What’s hard is what Asimov always warned us about: Not the robot’s logic, but its ethics. Not its sensors, but its soul.
That’s why I reframed Asimov’s Four Laws. That’s why Dr. Walther and Faisal Hoque are calling for a human reset. Because what we’re seeing isn’t a glitch in the machine, it’s a glitch in the mirror.
AI is asking a question we didn’t expect to hear from a robot: “Who are you, and what do you want me to become?”
What This Means for the Smart Building Community
We need to:
- Read more beyond the tech stack: psychology, ethics, systems behavior.
- Stop dismissing AI’s hallucinations. Start asking what they’re revealing about us.
- Rethink how we model, specify, and structure information for the long game.
- Accept that AI isn’t plug-and-play. It’s watch-and-learn. And it’s learning from us.
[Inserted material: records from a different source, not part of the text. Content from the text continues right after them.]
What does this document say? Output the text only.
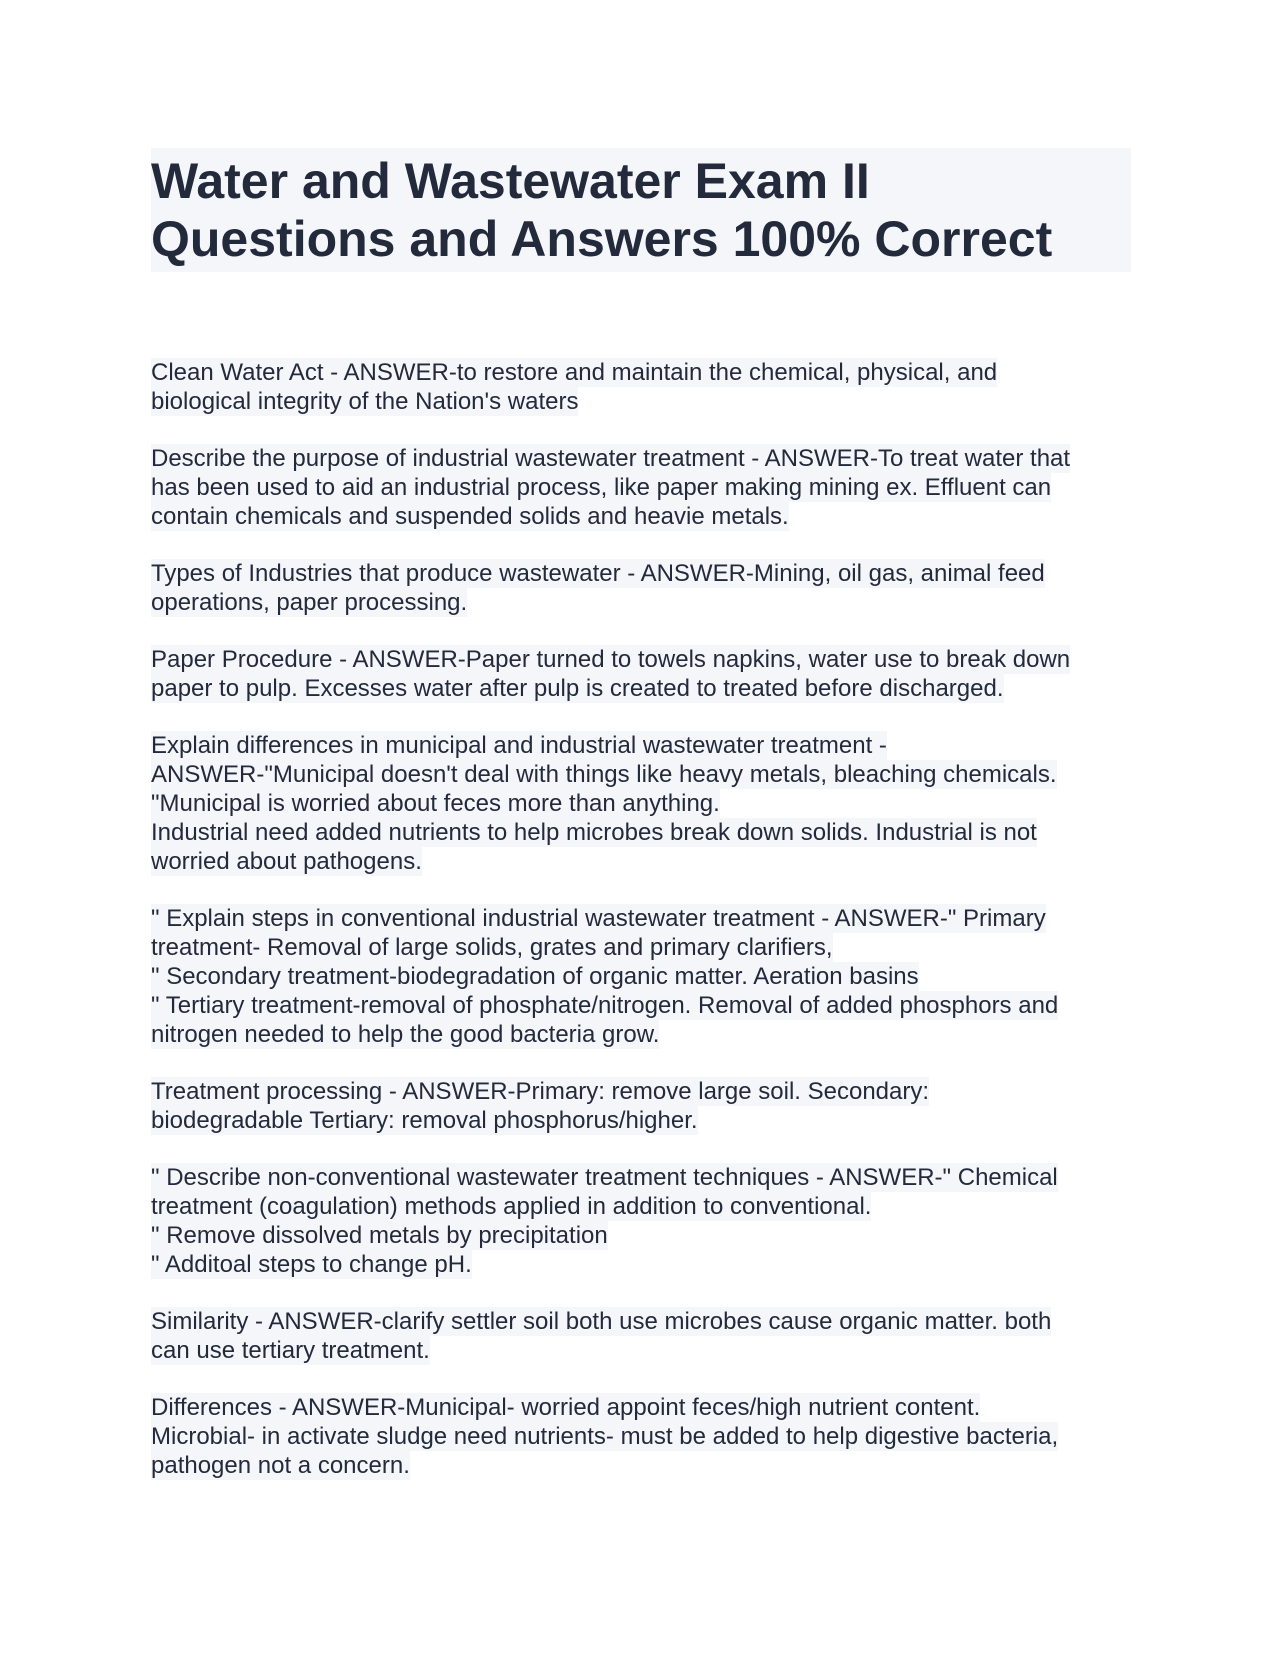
Water and Wastewater Exam II
Questions and Answers 100% Correct
Clean Water Act - ANSWER-to restore and maintain the chemical, physical, and
biological integrity of the Nation's waters
Describe the purpose of industrial wastewater treatment - ANSWER-To treat water that
has been used to aid an industrial process, like paper making mining ex. Effluent can
contain chemicals and suspended solids and heavie metals.
Types of Industries that produce wastewater - ANSWER-Mining, oil gas, animal feed
operations, paper processing.
Paper Procedure - ANSWER-Paper turned to towels napkins, water use to break down
paper to pulp. Excesses water after pulp is created to treated before discharged.
Explain differences in municipal and industrial wastewater treatment -
ANSWER-"Municipal doesn't deal with things like heavy metals, bleaching chemicals.
"Municipal is worried about feces more than anything.
Industrial need added nutrients to help microbes break down solids. Industrial is not
worried about pathogens.
" Explain steps in conventional industrial wastewater treatment - ANSWER-" Primary
treatment- Removal of large solids, grates and primary clarifiers,
" Secondary treatment-biodegradation of organic matter. Aeration basins
" Tertiary treatment-removal of phosphate/nitrogen. Removal of added phosphors and
nitrogen needed to help the good bacteria grow.
Treatment processing - ANSWER-Primary: remove large soil. Secondary:
biodegradable Tertiary: removal phosphorus/higher.
" Describe non-conventional wastewater treatment techniques - ANSWER-" Chemical
treatment (coagulation) methods applied in addition to conventional.
" Remove dissolved metals by precipitation
" Additoal steps to change pH.
Similarity - ANSWER-clarify settler soil both use microbes cause organic matter. both
can use tertiary treatment.
Differences - ANSWER-Municipal- worried appoint feces/high nutrient content.
Microbial- in activate sludge need nutrients- must be added to help digestive bacteria,
pathogen not a concern.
If AI is becoming a digital twin of how we operate as a civilization, then the question isn’t just “How do we deploy it?” It’s also: What do we want it to learn from us?
Final Reflection
The more we digitize our cities, the more they become mirrors. And maybe the most important tool we need right now isn’t a new automation protocol, but a moment of reflection.
In the end, this isn’t just about reconciling AI and Digital Twins. It’s about reconciling ourselves—with the tools we’ve built, the chaos we’ve unleashed, and the order we’re still chasing. If this felt like therapy, maybe that’s because it is.
AI didn’t ask for therapy. But the building industry might need it, urgently.
Because the goal isn’t just smarter buildings. It’s wiser ones.